Now a B-linear map $\varphi \colon B\times B \to B$ is characterized by the image of $e_1=(1,0)$ and $e_2=(0,1)$ (since as an $B$-module, $B\times B=B\oplus B$), which we denote by $f_1$ and $f_2$, satisying certain conditions so that it is a ring map : $f_1 + f_2 = 1$, $f_1f_2=0$. This means exactly that $f_1$ are $f_2$ are a pair of associated idempotents, and so choosing an idempotent in $B$ determines the pair. Now since every element of $B=\prod_{\mathbb{N}}\mathbb{F}_2$ is idempotent, we have a bijection $A_X(X))\simeq \{0,1\}^{\mathbb{N}}$.
On the other hand, since $X$ is totally disconnected,
$\prod_{\text{connected components of $X$}}\mathbb{F}_2 \simeq \mathbb{F}_2^{\mathrm{card}(X)}=\mathbb{F}_2^{\{0,1\}^{\mathbf{N}}}\simeq \{0,1\}^{\{0,1\}^{\mathbf{N}}}$
which means the LHS is in bijection with the powerset of $A_X(X)$, so it can't be isomorphic to the latter.
As for the second question, I'll cite the answer given by Alex Youcis in the comments for completness :
This is an old chestnut of a question. The answer is that you're right--the second equality doesn't a priori hold for arbitrary $X$. Note though that if $X$ is Noetherian since any étale map $Y \to X$ is locally of finite presentation you know that $Y$ is locally Noetherian. It's certainly not Noetherian in general since something like $\coprod_i \mathrm{Spec}(L_i)\to\mathrm{Spec}(K)$ is étale where the index set can be arbitrary. But, as this example shows, note that if $Y \to X$ is étale then we can get an étale cover of Y of the form $\coprod_i U_i\to Y$ where $U_i$ are Noetherian opens inside of $Y$. Then, on $\coprod_i U_i$ the desired equality does hold since each of the $U_i$ are Noetherian. So, if $X$ is Noetherian you have a cofinal system of étale covers for which the desired equality does hold, which is usually good enough in practice.
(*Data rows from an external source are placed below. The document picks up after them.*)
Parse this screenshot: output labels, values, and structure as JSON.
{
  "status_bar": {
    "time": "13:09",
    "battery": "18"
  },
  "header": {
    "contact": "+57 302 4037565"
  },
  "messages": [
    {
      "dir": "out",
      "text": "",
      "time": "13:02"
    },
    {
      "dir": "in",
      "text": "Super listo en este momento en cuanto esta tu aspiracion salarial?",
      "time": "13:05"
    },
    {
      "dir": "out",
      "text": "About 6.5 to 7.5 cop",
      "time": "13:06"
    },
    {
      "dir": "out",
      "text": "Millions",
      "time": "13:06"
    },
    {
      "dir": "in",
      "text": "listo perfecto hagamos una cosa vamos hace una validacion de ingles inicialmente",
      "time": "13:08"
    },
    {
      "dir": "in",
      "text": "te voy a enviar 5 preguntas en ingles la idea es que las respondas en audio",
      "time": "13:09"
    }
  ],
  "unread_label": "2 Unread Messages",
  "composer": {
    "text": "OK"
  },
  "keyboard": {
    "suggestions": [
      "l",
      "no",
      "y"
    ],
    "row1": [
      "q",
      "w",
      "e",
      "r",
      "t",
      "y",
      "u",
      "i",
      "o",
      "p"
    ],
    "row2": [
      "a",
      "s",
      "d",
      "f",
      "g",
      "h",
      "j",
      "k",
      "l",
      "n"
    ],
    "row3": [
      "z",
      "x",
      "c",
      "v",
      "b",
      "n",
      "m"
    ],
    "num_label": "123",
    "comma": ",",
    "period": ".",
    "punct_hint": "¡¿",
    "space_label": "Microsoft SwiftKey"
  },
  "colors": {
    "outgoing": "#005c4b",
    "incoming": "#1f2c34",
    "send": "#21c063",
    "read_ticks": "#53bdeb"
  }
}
Edit : Actually if $X$ is only locally Noetherian, any étale $X$-scheme is also locally Noetherian, hence has open connected components since it is locally connected. Indeed, pick an étale $X$-scheme $Y$, $Y_0$ a connected component of $Y$ and $y\in Y_0$. Then $y$ has an affine open noetherian neighbourhood $U$, and $U$ is the finite union of its connected components, which must thus be open, and $y$ must belong to one of them, say $V$. Then $V$ has to be a subset of $Y_0$ and is open in $Y$.
Best Answer
You are right: $X_{ét}$ is large (in fact, essentially large). This means that there is no category of presheaves on $X_{ét}$ in ZFC, or if you are using universes you would need to go to a higher universe to talk about the category of presheaves.
However, the category of sheaves $Sh(X_{ét})$ is indeed a genuine category that can be defined without enlarging your universe. This is because there is a small set of objects of $X_{ét}$ which can be used to cover all other objects, and so a sheaf is uniquely determined by the values it takes on a small subcategory of $X_{ét}$. Indeed, since an étale map is locally of finite presentation, it suffices to consider affine schemes which are finitely presented étale covers of affine open subsets of $X$, and there is an (essentially) small set of these.